Nel suo intervento, la sindaca Galeotti ha ricordato il significato profondo del 25 aprile: “Sono passati 81 anni da quel 25 aprile del ’45, giorno in cui il nostro Paese ha scelto di voltare pagina spezzando le catene dell’oppressione nazifascista, della dittatura e della guerra.”
Un passaggio particolarmente sentito è stato dedicato alle donne della Resistenza: “Permettetemi, come Sindaca, di dedicare un pensiero speciale alle donne della Resistenza. Alle staffette, a chi ha curato i feriti, a chi ha lottato per un Paese con diritto di parola e di voto.”
Galeotti ha poi richiamato l’attualità internazionale, sottolineando come il messaggio della Liberazione resti un riferimento imprescindibile: “Viviamo un’attualità tragica e complessa. I venti di guerra sono tornati a soffiare forti, sconvolgendo le vite di milioni di civili. Di fronte a tutto questo, il 25 aprile ci ricorda il mandato supremo scolpito nell’Articolo 11 della Costituzione.”
La sindaca ha insistito sul valore attivo della pace, intesa come impegno quotidiano: “La pace non è solo assenza di bombe. La pace vera si costruisce ogni giorno sui pilastri della giustizia sociale e dei diritti.”
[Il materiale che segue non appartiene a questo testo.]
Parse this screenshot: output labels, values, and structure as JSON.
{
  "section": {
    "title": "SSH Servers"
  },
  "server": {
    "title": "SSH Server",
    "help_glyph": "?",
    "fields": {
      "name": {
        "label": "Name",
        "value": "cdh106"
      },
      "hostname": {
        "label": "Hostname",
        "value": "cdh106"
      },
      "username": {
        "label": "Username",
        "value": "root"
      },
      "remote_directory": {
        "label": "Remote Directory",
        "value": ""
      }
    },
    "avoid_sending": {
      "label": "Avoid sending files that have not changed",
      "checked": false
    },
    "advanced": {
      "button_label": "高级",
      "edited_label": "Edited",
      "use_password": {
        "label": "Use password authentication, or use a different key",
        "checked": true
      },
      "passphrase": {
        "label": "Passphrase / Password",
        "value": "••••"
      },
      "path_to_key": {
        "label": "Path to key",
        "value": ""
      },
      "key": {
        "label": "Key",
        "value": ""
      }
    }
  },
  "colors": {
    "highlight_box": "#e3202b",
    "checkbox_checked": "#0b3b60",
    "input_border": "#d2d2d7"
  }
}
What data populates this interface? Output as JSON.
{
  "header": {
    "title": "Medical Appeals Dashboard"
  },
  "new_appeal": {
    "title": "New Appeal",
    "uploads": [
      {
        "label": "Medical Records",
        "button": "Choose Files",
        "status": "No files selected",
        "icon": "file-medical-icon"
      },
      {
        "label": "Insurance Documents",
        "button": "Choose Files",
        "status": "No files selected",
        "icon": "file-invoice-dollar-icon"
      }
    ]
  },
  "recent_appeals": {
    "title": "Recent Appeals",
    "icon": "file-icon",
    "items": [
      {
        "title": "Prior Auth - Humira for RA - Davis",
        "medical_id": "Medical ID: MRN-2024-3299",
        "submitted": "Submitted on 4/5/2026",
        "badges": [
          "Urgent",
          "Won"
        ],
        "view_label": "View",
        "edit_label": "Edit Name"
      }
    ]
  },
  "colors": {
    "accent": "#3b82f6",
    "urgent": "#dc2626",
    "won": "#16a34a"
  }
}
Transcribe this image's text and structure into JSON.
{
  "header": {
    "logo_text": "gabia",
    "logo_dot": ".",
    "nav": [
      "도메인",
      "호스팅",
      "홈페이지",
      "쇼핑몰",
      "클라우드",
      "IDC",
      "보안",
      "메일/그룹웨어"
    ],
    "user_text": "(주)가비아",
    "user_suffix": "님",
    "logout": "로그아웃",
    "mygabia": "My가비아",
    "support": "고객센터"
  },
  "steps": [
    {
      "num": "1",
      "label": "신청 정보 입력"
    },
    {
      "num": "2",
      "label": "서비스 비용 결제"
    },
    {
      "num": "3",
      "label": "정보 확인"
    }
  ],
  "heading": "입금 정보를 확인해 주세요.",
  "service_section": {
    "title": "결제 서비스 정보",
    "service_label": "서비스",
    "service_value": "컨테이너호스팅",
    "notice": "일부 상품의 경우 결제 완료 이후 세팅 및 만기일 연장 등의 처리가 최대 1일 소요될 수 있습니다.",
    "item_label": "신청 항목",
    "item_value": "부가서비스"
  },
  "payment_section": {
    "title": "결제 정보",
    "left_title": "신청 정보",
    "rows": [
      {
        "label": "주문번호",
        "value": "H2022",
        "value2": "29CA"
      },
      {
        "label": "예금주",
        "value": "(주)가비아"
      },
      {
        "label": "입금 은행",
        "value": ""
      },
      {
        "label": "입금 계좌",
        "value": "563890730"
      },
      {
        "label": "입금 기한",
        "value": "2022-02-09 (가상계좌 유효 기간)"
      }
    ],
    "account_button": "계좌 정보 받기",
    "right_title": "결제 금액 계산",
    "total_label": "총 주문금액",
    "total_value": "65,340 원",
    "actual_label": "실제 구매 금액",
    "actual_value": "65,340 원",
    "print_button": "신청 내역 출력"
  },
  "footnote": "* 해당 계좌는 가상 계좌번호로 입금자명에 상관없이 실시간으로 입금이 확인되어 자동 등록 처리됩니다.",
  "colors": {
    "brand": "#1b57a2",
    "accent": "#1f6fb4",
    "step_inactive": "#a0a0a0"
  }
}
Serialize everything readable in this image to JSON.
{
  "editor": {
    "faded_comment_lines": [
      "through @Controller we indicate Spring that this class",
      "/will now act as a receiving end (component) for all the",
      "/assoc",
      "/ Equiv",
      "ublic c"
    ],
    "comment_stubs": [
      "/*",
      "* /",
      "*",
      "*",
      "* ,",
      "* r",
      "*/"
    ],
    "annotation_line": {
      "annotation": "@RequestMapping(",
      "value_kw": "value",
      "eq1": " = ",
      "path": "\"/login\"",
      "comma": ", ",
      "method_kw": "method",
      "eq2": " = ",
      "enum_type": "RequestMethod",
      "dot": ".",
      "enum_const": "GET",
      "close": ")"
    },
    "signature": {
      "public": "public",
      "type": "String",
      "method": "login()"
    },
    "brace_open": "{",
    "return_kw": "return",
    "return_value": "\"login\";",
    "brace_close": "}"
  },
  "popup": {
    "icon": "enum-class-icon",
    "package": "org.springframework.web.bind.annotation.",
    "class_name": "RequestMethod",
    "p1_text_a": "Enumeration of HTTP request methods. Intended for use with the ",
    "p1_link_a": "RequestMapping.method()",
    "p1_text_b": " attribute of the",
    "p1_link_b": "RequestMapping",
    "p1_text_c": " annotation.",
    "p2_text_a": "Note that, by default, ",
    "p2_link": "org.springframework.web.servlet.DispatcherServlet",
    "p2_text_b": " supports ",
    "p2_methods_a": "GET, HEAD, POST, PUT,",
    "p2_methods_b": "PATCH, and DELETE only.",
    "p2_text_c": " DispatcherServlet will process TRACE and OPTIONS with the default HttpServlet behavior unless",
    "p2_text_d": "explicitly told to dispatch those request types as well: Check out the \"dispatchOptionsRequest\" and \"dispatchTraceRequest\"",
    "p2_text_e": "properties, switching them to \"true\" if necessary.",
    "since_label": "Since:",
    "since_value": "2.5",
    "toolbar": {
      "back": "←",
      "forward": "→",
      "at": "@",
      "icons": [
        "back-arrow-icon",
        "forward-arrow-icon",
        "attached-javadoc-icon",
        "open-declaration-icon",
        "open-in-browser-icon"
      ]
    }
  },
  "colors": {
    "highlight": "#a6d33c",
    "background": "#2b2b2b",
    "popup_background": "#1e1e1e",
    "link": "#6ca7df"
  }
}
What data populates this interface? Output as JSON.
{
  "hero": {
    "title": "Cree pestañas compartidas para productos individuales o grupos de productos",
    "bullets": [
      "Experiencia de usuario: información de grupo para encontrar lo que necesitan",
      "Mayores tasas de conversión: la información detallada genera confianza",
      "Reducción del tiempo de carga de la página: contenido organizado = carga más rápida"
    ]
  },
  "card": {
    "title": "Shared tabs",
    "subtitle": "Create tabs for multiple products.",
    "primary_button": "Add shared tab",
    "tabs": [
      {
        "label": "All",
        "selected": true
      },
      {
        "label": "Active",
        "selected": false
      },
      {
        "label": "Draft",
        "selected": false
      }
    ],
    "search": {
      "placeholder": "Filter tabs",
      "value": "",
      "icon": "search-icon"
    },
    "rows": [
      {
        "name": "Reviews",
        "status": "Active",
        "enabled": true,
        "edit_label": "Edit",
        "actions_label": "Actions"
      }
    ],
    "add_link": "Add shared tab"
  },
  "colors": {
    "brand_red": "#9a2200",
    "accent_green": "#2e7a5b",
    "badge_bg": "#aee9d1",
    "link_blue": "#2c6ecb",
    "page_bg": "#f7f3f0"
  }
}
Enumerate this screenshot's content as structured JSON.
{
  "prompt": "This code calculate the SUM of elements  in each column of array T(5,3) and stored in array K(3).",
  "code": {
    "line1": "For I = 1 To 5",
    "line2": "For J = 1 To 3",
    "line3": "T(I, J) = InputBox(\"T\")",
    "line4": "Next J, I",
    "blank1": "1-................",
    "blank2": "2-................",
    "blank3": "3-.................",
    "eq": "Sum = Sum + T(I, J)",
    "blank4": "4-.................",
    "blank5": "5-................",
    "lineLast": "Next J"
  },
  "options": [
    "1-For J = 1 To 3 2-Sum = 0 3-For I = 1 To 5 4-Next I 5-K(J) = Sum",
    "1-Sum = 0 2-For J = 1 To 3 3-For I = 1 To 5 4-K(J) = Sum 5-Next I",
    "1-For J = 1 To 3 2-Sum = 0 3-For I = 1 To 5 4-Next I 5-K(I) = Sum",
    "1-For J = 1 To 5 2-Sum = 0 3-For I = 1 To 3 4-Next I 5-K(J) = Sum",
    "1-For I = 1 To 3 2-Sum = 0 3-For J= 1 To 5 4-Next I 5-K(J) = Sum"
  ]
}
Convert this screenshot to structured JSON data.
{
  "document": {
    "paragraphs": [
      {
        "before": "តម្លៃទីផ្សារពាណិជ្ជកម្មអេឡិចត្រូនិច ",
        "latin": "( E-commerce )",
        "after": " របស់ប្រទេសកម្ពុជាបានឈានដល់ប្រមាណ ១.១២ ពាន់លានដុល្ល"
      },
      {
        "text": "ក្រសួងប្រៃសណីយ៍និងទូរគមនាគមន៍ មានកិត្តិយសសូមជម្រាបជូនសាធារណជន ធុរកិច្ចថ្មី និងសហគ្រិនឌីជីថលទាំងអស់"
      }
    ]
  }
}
Infine, un appello a essere “partigiani” anche nel presente, scegliendo la parte della dignità e dell’uguaglianza: “Significa non voltarsi dall’altra parte di fronte a un pianeta ferito dalla crisi climatica. Significa combattere il lavoro povero, respingere ogni discriminazione, difendere i diritti delle donne e garantire dignità a chi cerca rifugio e speranza.”
La cerimonia si è conclusa con il tributo ai caduti e il saluto finale della sindaca: “Onore a chi è caduto per la nostra libertà. Viva la Resistenza, viva la Costituzione, viva la Pace!”
Altre cerimonie deposizioni di corone d’alloro si sono svolte al Monumento ai Caduti di Palidano, a Bondeno e al Cimitero di Gonzaga.